Tenía pendiente la entrada del calcio asesino Effect of calcium supplements on risk of myocardial infarction and cardiovascular events: meta-analysis pero ya es tarde, los de hemos leído ya han hecho un comentario sobre el artículo y lo hacen tan bien que es mejor poner un enlace a ese blog que empeñarse en hacer algo original. También aparecen una estupenda reseña en National electronic Library for Medicine o en the hearth

Sin embargo interesa resaltar los datos: el análisis a nivel de paciente encontró un riesgo aumentado de IM en el grupo con calcio frente al grupo placebo (HR 1,31 , IC 95% 1,02 – 1,67, p= 0,035). Similar riesgo se encontró en el análisis con datos a nivel de ensayo (RR 1,27, IC 95%: 1,01 – 1,59, p= 0,038). No fue significativo el aumento en la incidencia de otras variables evaluadas como ictus o muerte.
¿Qué quiere decir un RR 1,27? (nos fijamos en el riego relativo calculado a partir de datos a nivel de ensayo (trial level data) para no liarnos con el Hazard ratio).
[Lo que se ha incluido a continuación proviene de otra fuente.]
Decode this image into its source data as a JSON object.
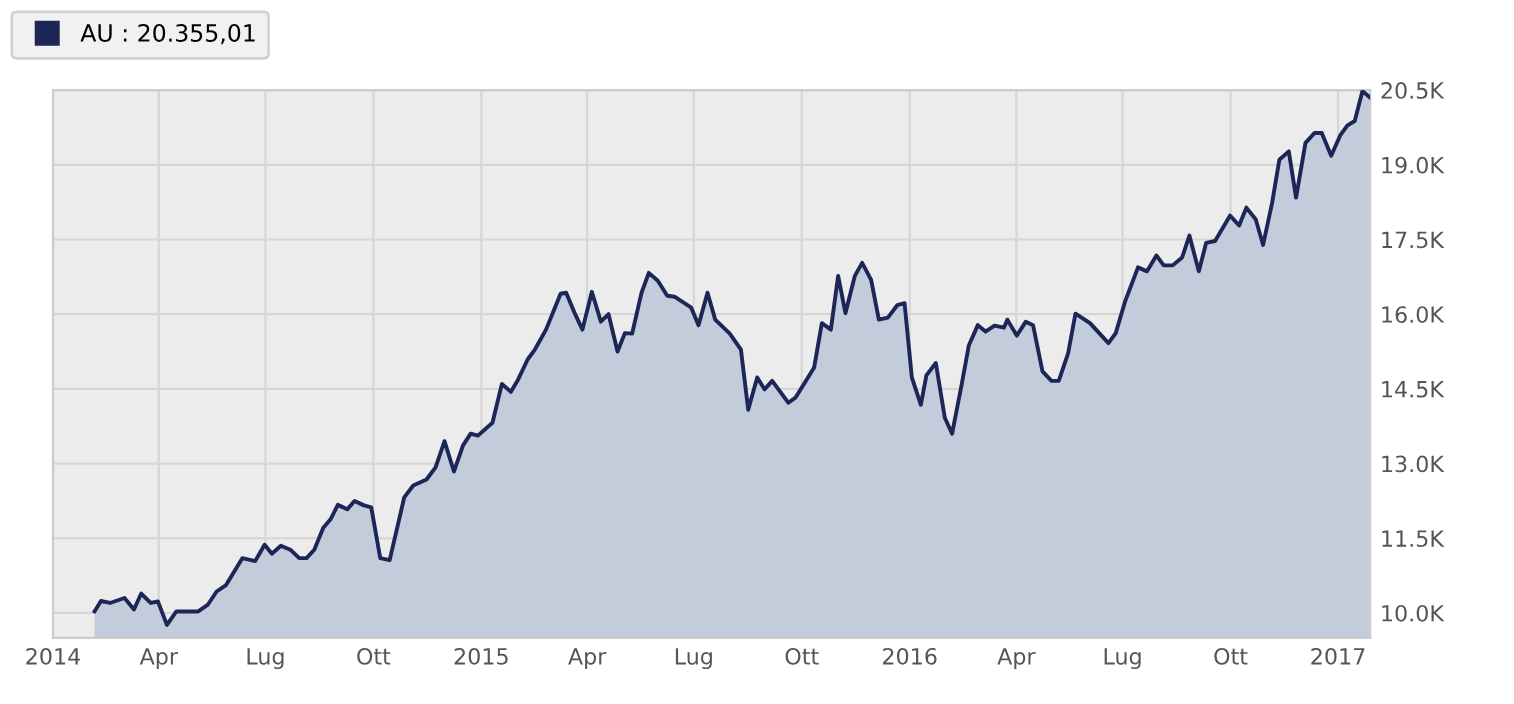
{
  "chart_data": {
    "type": "area",
    "legend": "top left",
    "grid": true,
    "xlim": [
      2014.0,
      2017.075
    ],
    "xticks": [
      {
        "value": 2014.0,
        "label": "2014"
      },
      {
        "value": 2014.247,
        "label": "Apr"
      },
      {
        "value": 2014.496,
        "label": "Lug"
      },
      {
        "value": 2014.748,
        "label": "Ott"
      },
      {
        "value": 2015.0,
        "label": "2015"
      },
      {
        "value": 2015.247,
        "label": "Apr"
      },
      {
        "value": 2015.496,
        "label": "Lug"
      },
      {
        "value": 2015.748,
        "label": "Ott"
      },
      {
        "value": 2016.0,
        "label": "2016"
      },
      {
        "value": 2016.249,
        "label": "Apr"
      },
      {
        "value": 2016.497,
        "label": "Lug"
      },
      {
        "value": 2016.749,
        "label": "Ott"
      },
      {
        "value": 2017.0,
        "label": "2017"
      }
    ],
    "ylim": [
      9500,
      20500
    ],
    "yticks": [
      {
        "value": 10000,
        "label": "10.0K"
      },
      {
        "value": 11500,
        "label": "11.5K"
      },
      {
        "value": 13000,
        "label": "13.0K"
      },
      {
        "value": 14500,
        "label": "14.5K"
      },
      {
        "value": 16000,
        "label": "16.0K"
      },
      {
        "value": 17500,
        "label": "17.5K"
      },
      {
        "value": 19000,
        "label": "19.0K"
      },
      {
        "value": 20500,
        "label": "20.5K"
      }
    ],
    "series": [
      {
        "name": "AU : 20.355,01",
        "color": "#1c2657",
        "x": [
          2014.097,
          2014.112,
          2014.133,
          2014.167,
          2014.189,
          2014.206,
          2014.228,
          2014.245,
          2014.266,
          2014.288,
          2014.339,
          2014.361,
          2014.382,
          2014.404,
          2014.442,
          2014.472,
          2014.494,
          2014.511,
          2014.532,
          2014.554,
          2014.575,
          2014.592,
          2014.61,
          2014.631,
          2014.648,
          2014.665,
          2014.687,
          2014.704,
          2014.726,
          2014.743,
          2014.764,
          2014.786,
          2014.82,
          2014.841,
          2014.872,
          2014.893,
          2014.914,
          2014.936,
          2014.957,
          2014.975,
          2014.992,
          2015.026,
          2015.048,
          2015.069,
          2015.086,
          2015.108,
          2015.125,
          2015.151,
          2015.185,
          2015.198,
          2015.219,
          2015.236,
          2015.258,
          2015.279,
          2015.297,
          2015.318,
          2015.335,
          2015.352,
          2015.374,
          2015.391,
          2015.412,
          2015.434,
          2015.451,
          2015.49,
          2015.507,
          2015.528,
          2015.546,
          2015.58,
          2015.606,
          2015.623,
          2015.644,
          2015.661,
          2015.679,
          2015.717,
          2015.734,
          2015.777,
          2015.795,
          2015.816,
          2015.833,
          2015.85,
          2015.872,
          2015.889,
          2015.91,
          2015.928,
          2015.949,
          2015.971,
          2015.988,
          2016.005,
          2016.026,
          2016.039,
          2016.061,
          2016.082,
          2016.099,
          2016.121,
          2016.138,
          2016.159,
          2016.177,
          2016.198,
          2016.22,
          2016.228,
          2016.25,
          2016.271,
          2016.288,
          2016.31,
          2016.331,
          2016.348,
          2016.37,
          2016.387,
          2016.421,
          2016.464,
          2016.481,
          2016.503,
          2016.533,
          2016.554,
          2016.576,
          2016.593,
          2016.614,
          2016.636,
          2016.653,
          2016.675,
          2016.692,
          2016.713,
          2016.748,
          2016.769,
          2016.786,
          2016.808,
          2016.825,
          2016.846,
          2016.863,
          2016.885,
          2016.902,
          2016.924,
          2016.945,
          2016.962,
          2016.984,
          2017.005,
          2017.022,
          2017.039,
          2017.057,
          2017.074
        ],
        "values": [
          10030,
          10240,
          10200,
          10300,
          10070,
          10390,
          10200,
          10230,
          9760,
          10030,
          10030,
          10160,
          10430,
          10560,
          11100,
          11040,
          11370,
          11190,
          11350,
          11270,
          11100,
          11100,
          11270,
          11710,
          11880,
          12170,
          12080,
          12250,
          12160,
          12120,
          11100,
          11060,
          12320,
          12560,
          12680,
          12920,
          13450,
          12840,
          13360,
          13600,
          13560,
          13820,
          14600,
          14440,
          14690,
          15090,
          15290,
          15690,
          16410,
          16430,
          16000,
          15690,
          16450,
          15850,
          16000,
          15250,
          15620,
          15610,
          16430,
          16830,
          16670,
          16370,
          16350,
          16130,
          15780,
          16430,
          15890,
          15610,
          15290,
          14080,
          14730,
          14490,
          14660,
          14220,
          14330,
          14930,
          15820,
          15690,
          16770,
          16020,
          16770,
          17030,
          16690,
          15890,
          15930,
          16180,
          16220,
          14730,
          14180,
          14770,
          15020,
          13920,
          13600,
          14570,
          15370,
          15780,
          15650,
          15770,
          15730,
          15890,
          15570,
          15850,
          15780,
          14850,
          14660,
          14660,
          15220,
          16010,
          15820,
          15420,
          15620,
          16260,
          16940,
          16860,
          17180,
          16980,
          16980,
          17140,
          17580,
          16860,
          17430,
          17470,
          17980,
          17780,
          18140,
          17900,
          17390,
          18230,
          19100,
          19270,
          18340,
          19440,
          19640,
          19640,
          19180,
          19590,
          19790,
          19880,
          20480,
          20355
        ]
      }
    ]
  }
}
Bueno pues quiere decir que la posibilidad de tener un infarto de miocardio en personas que tomaban calcio se multiplica por 1,27 en comparación con las que NO tomaban calcio.
¿Es esto mucho? más bien no, podríamos decir que el aumento es un poco birria
¿Tiene importancia clínica? un riego relativo de 1,27 como decíamos es un poco birria. La trascendencia viene dada no tanto por esta magnitud, sino por la «gravedad» de la variable en este caso el infarto de miocardio, y por el número de personas que toman este tipo de suplementos de calcio. Si como es el caso se utilizan con profusión, el incremento del riesgo aunque pequeño se convierte en una gran cifra dada la gran cantidad de población expuesta.
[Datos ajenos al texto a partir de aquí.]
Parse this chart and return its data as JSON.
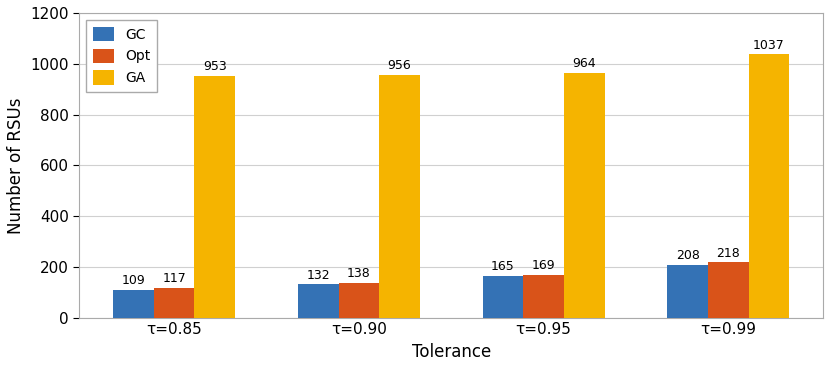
{
  "categories": [
    "τ=0.85",
    "τ=0.90",
    "τ=0.95",
    "τ=0.99"
  ],
  "series": {
    "GC": [
      109,
      132,
      165,
      208
    ],
    "Opt": [
      117,
      138,
      169,
      218
    ],
    "GA": [
      953,
      956,
      964,
      1037
    ]
  },
  "colors": {
    "GC": "#3472b5",
    "Opt": "#d95319",
    "GA": "#f5b400"
  },
  "ylim": [
    0,
    1200
  ],
  "yticks": [
    0,
    200,
    400,
    600,
    800,
    1000,
    1200
  ],
  "ylabel": "Number of RSUs",
  "xlabel": "Tolerance",
  "legend_labels": [
    "GC",
    "Opt",
    "GA"
  ],
  "bar_width": 0.22,
  "annotation_fontsize": 9,
  "axis_fontsize": 12,
  "tick_fontsize": 11,
  "legend_fontsize": 10,
  "background_color": "#ffffff",
  "grid_color": "#d0d0d0"
}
¿Que quiere decir IC 95%: 1,01 – 1,59, p= 0,038? pues que el intervalo de valores entre los que se mueve el verdadero valor de la medida está entre 1,01 y 1,59 . Es el valor en la población estimado a partir de los valores de la muestra.
Si nos fijamos el intervalo de confianza casi incluye el valor del hipótesis nula o de no efecto (en el caso del riesgo relativo es = 1) vamos, que les ha salido significativo por los pelos. En el caso de las otras variables evaluadas en el meta-análisis (ictus, muerte o variable combinada de IM, ictus o muerte súbita) ni siquiera les salió.
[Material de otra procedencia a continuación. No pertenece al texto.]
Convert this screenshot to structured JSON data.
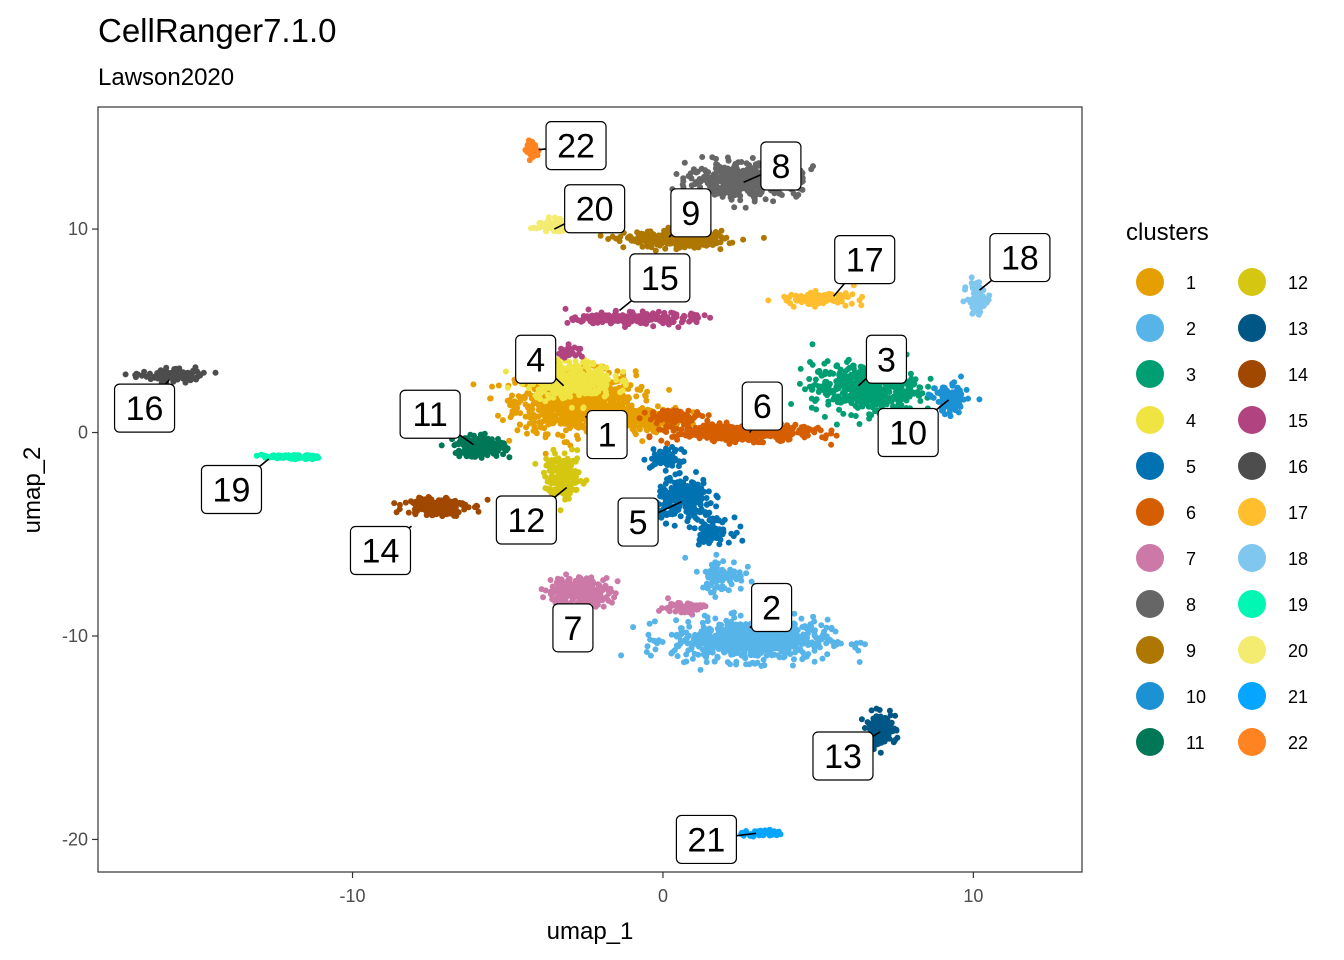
{
  "chart_data": {
    "type": "scatter",
    "title": "CellRanger7.1.0",
    "subtitle": "Lawson2020",
    "xlabel": "umap_1",
    "ylabel": "umap_2",
    "xlim": [
      -18.2,
      13.5
    ],
    "ylim": [
      -21.6,
      16.0
    ],
    "xticks": [
      -10,
      0,
      10
    ],
    "yticks": [
      10,
      0,
      -10,
      -20
    ],
    "grid": false,
    "legend": {
      "title": "clusters",
      "placement": "right",
      "columns": 2
    },
    "clusters": [
      {
        "id": "1",
        "color": "#E69F00",
        "label_pos": [
          -1.8,
          -0.1
        ],
        "anchor": [
          -2.5,
          0.8
        ],
        "blobs": [
          [
            -2.8,
            1.5,
            1.9,
            1.5,
            900
          ],
          [
            -0.6,
            0.7,
            1.2,
            0.5,
            200
          ]
        ]
      },
      {
        "id": "2",
        "color": "#56B4E9",
        "label_pos": [
          3.5,
          -8.6
        ],
        "anchor": [
          2.8,
          -9.6
        ],
        "blobs": [
          [
            2.8,
            -10.2,
            2.5,
            1.0,
            700
          ],
          [
            1.9,
            -7.0,
            0.7,
            0.8,
            90
          ]
        ]
      },
      {
        "id": "3",
        "color": "#009E73",
        "label_pos": [
          7.2,
          3.6
        ],
        "anchor": [
          6.3,
          2.3
        ],
        "blobs": [
          [
            6.5,
            2.2,
            1.7,
            1.2,
            500
          ]
        ]
      },
      {
        "id": "4",
        "color": "#F0E442",
        "label_pos": [
          -4.1,
          3.6
        ],
        "anchor": [
          -3.2,
          2.3
        ],
        "blobs": [
          [
            -3.0,
            2.6,
            1.4,
            0.9,
            350
          ]
        ]
      },
      {
        "id": "5",
        "color": "#0072B2",
        "label_pos": [
          -0.8,
          -4.4
        ],
        "anchor": [
          0.6,
          -3.4
        ],
        "blobs": [
          [
            0.7,
            -3.3,
            0.9,
            1.0,
            250
          ],
          [
            1.6,
            -4.8,
            0.6,
            0.6,
            80
          ],
          [
            0.1,
            -1.3,
            0.5,
            0.5,
            60
          ]
        ]
      },
      {
        "id": "6",
        "color": "#D55E00",
        "label_pos": [
          3.2,
          1.3
        ],
        "anchor": [
          2.8,
          0.0
        ],
        "blobs": [
          [
            2.6,
            0.0,
            2.2,
            0.4,
            500
          ],
          [
            0.4,
            0.8,
            0.9,
            0.3,
            100
          ]
        ]
      },
      {
        "id": "7",
        "color": "#CC79A7",
        "label_pos": [
          -2.9,
          -9.6
        ],
        "anchor": [
          -2.9,
          -8.6
        ],
        "blobs": [
          [
            -2.7,
            -7.8,
            1.0,
            0.7,
            250
          ],
          [
            0.6,
            -8.6,
            0.7,
            0.3,
            60
          ]
        ]
      },
      {
        "id": "8",
        "color": "#666666",
        "label_pos": [
          3.8,
          13.1
        ],
        "anchor": [
          2.6,
          12.3
        ],
        "blobs": [
          [
            2.6,
            12.4,
            1.8,
            0.8,
            450
          ]
        ]
      },
      {
        "id": "9",
        "color": "#AD7700",
        "label_pos": [
          0.9,
          10.8
        ],
        "anchor": [
          0.2,
          9.6
        ],
        "blobs": [
          [
            0.4,
            9.5,
            1.6,
            0.4,
            300
          ]
        ]
      },
      {
        "id": "10",
        "color": "#1C91D4",
        "label_pos": [
          7.9,
          0.0
        ],
        "anchor": [
          9.2,
          1.6
        ],
        "blobs": [
          [
            9.3,
            1.6,
            0.5,
            0.7,
            120
          ]
        ]
      },
      {
        "id": "11",
        "color": "#007756",
        "label_pos": [
          -7.5,
          0.9
        ],
        "anchor": [
          -6.1,
          -0.6
        ],
        "blobs": [
          [
            -5.9,
            -0.7,
            0.8,
            0.5,
            180
          ]
        ]
      },
      {
        "id": "12",
        "color": "#D5C711",
        "label_pos": [
          -4.4,
          -4.3
        ],
        "anchor": [
          -3.1,
          -2.7
        ],
        "blobs": [
          [
            -3.2,
            -2.2,
            0.6,
            1.1,
            150
          ]
        ]
      },
      {
        "id": "13",
        "color": "#005685",
        "label_pos": [
          5.8,
          -15.9
        ],
        "anchor": [
          7.0,
          -14.7
        ],
        "blobs": [
          [
            7.0,
            -14.6,
            0.5,
            0.8,
            120
          ]
        ]
      },
      {
        "id": "14",
        "color": "#A04700",
        "label_pos": [
          -9.1,
          -5.8
        ],
        "anchor": [
          -8.1,
          -4.6
        ],
        "blobs": [
          [
            -7.3,
            -3.6,
            1.0,
            0.5,
            150
          ]
        ]
      },
      {
        "id": "15",
        "color": "#B14380",
        "label_pos": [
          -0.1,
          7.6
        ],
        "anchor": [
          -1.4,
          6.0
        ],
        "blobs": [
          [
            -0.9,
            5.6,
            1.9,
            0.3,
            200
          ],
          [
            -3.0,
            4.0,
            0.4,
            0.3,
            30
          ]
        ]
      },
      {
        "id": "16",
        "color": "#4D4D4D",
        "label_pos": [
          -16.7,
          1.2
        ],
        "anchor": [
          -15.9,
          2.6
        ],
        "blobs": [
          [
            -15.8,
            2.8,
            1.0,
            0.3,
            120
          ]
        ]
      },
      {
        "id": "17",
        "color": "#FFBE2D",
        "label_pos": [
          6.5,
          8.5
        ],
        "anchor": [
          5.5,
          6.7
        ],
        "blobs": [
          [
            5.0,
            6.6,
            1.2,
            0.3,
            120
          ]
        ]
      },
      {
        "id": "18",
        "color": "#80C7EF",
        "label_pos": [
          11.5,
          8.6
        ],
        "anchor": [
          10.2,
          7.0
        ],
        "blobs": [
          [
            10.1,
            6.6,
            0.3,
            0.8,
            80
          ]
        ]
      },
      {
        "id": "19",
        "color": "#00F6B3",
        "label_pos": [
          -13.9,
          -2.8
        ],
        "anchor": [
          -12.7,
          -1.3
        ],
        "blobs": [
          [
            -12.0,
            -1.2,
            0.9,
            0.1,
            100
          ]
        ]
      },
      {
        "id": "20",
        "color": "#F4EB71",
        "label_pos": [
          -2.2,
          11.0
        ],
        "anchor": [
          -3.5,
          10.0
        ],
        "blobs": [
          [
            -3.6,
            10.2,
            0.6,
            0.3,
            60
          ]
        ]
      },
      {
        "id": "21",
        "color": "#06A5FF",
        "label_pos": [
          1.4,
          -20.0
        ],
        "anchor": [
          3.0,
          -19.7
        ],
        "blobs": [
          [
            3.2,
            -19.7,
            0.6,
            0.2,
            40
          ]
        ]
      },
      {
        "id": "22",
        "color": "#FF8320",
        "label_pos": [
          -2.8,
          14.1
        ],
        "anchor": [
          -4.0,
          13.9
        ],
        "blobs": [
          [
            -4.2,
            13.9,
            0.2,
            0.4,
            40
          ]
        ]
      }
    ]
  }
}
En resumen: que el calcio no es tan asesino como parece y en caso de serlo es un asesino chiquitín, casí no mata, y si lo hace es con remordimientos de conciencia.
Entonces ¿qué hacemos?
Dicho esto parece que postulamos el uso del calcio y tampoco es eso, simplemente ponemos las cifras en su contexto.
Estamos en lo de siempre, por diversas circunstancias se imponen tratamientos sin evaluar su verdadera eficacia y seguridad. Una vez que su uso es generalizado toca demostrar esa falta de efectividad, cuando lo que debería ser es justo lo contrario. En los tratamientos con carácter preventivo donde el n es inmenso, cualquier pequeño cambio a favor o en contra, supone miles de afectados y eso un grave problema a nivel poblacional, aunque tenga poca relevancia en un paciente concreto de nuestra consulta.
Si toca mojarse desde la silla de un médico practico parece que no hay que prescribir calcio (sin vitamina D, con vitamina existe la duda) con intenciones de prevenir fracturas osteoporoticas ya que el beneficio es escaso y los riegos-también modestos- pero reales. En cualquier caso parece que la vieja estrategia de negociar/conformarse con el calcio acompañado o no, ante la solicitud de tratamientos más sofisticados, tampoco es muy adecuada.
No deja de ser complicado enfrentarse con esta mierdecilla de datos a la furia preventiva de esta sociedad encarnada en una señora de mediana edad enarbolando una densitometría Pero por si sirve, creo que lo que habría que trasmitir sería : No sabemos si el calcio – solo o con vitamina D- tiene algún efecto beneficioso importante, aunque pudiera. Tampoco sabemos si incrementa el riesgo cardiovascular de forma significativa, aunque pudiera, por lo que el calcio parece innecesario en adultos con una dieta adecuada .
Es incierto el día que nos metimos/metieron en este berenjenal de la osteoporosis y su supuesta prevención, pero lo que está claro es que salir de él va costar sangre, sudor e infartos.